# microshift felt



## easyridernyc (Jan 10, 2008)

anyone seen that 2011 black footprint f5 with the microshifters online?

saw it once, cant find the focker again...thx


----------



## Superdave3T (May 11, 2009)

easyridernyc said:


> anyone seen that 2011 black footprint f5 with the microshifters online?
> 
> saw it once, cant find the focker again...thx


Can't help you find that one. Here's my F1x with M.s:
View attachment 254327

-SD


----------



## easyridernyc (Jan 10, 2008)

on second thought i think it was the 

z, with 105
black with orange trim. looked wicked


----------



## easyridernyc (Jan 10, 2008)

SuperdaveFelt said:


> Can't help you find that one.
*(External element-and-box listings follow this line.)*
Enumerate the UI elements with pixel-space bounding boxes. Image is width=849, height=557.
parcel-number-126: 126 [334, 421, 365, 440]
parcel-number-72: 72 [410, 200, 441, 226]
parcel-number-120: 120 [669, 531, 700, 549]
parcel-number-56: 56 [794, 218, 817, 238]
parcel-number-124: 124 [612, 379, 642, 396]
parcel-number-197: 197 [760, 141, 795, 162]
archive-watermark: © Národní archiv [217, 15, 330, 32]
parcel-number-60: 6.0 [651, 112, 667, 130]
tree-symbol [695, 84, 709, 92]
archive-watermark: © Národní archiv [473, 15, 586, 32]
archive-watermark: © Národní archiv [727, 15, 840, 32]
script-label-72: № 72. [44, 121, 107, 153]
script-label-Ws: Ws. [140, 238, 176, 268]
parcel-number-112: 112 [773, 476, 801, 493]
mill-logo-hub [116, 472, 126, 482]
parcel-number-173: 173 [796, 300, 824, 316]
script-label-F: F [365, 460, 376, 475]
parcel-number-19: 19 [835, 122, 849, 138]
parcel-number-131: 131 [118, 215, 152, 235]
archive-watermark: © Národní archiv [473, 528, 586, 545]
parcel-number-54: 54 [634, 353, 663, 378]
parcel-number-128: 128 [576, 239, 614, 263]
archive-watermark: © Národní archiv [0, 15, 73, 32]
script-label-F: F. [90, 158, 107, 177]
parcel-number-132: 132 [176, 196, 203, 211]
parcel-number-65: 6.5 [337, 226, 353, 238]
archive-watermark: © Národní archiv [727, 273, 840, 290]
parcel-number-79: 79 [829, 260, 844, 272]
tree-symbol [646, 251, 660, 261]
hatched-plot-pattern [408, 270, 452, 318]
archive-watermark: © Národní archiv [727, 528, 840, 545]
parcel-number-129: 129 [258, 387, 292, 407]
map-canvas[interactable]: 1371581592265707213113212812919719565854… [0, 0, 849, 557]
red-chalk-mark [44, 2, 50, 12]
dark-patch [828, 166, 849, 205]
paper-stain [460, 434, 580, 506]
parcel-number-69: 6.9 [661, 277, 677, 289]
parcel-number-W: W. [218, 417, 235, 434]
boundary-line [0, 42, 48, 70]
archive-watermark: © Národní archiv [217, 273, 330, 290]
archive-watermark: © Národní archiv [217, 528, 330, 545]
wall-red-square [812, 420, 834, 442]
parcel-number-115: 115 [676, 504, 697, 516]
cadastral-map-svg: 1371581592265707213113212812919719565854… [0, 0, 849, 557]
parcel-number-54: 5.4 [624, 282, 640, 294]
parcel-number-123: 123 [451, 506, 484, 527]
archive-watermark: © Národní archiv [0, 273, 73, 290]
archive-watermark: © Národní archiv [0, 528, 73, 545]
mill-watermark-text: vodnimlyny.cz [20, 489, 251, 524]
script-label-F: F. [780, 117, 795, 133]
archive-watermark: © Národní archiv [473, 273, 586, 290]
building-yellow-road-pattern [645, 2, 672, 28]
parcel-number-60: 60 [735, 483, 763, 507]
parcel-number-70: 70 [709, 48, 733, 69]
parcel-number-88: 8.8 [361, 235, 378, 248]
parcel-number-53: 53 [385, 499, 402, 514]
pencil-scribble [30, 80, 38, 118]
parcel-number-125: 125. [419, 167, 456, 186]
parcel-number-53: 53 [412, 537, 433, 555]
Here's my F1x with M.s:
> View attachment 254327
> 
> -SD




how many bikes you got, man?

lol...

yeah i was thinking about that z and kinda got sidetracked by the microshifters, plus the only place i had seen it was online. the black and orange footprint, plus with that visible weave, looked kinda cool. then i saw one up close and i was like...dayumn. microshifters or not that's a nice looking bike, looked like it had a bit of pick up, too. was wondering if there were any more around in my size....but i cant find that link

i notice anectdotally though that the z build ups tend to seem a bit heavier than those on the f series. is that just the configurations on the respective series's lines, or are the base frames really "heavier" to begin with? good lookin


----------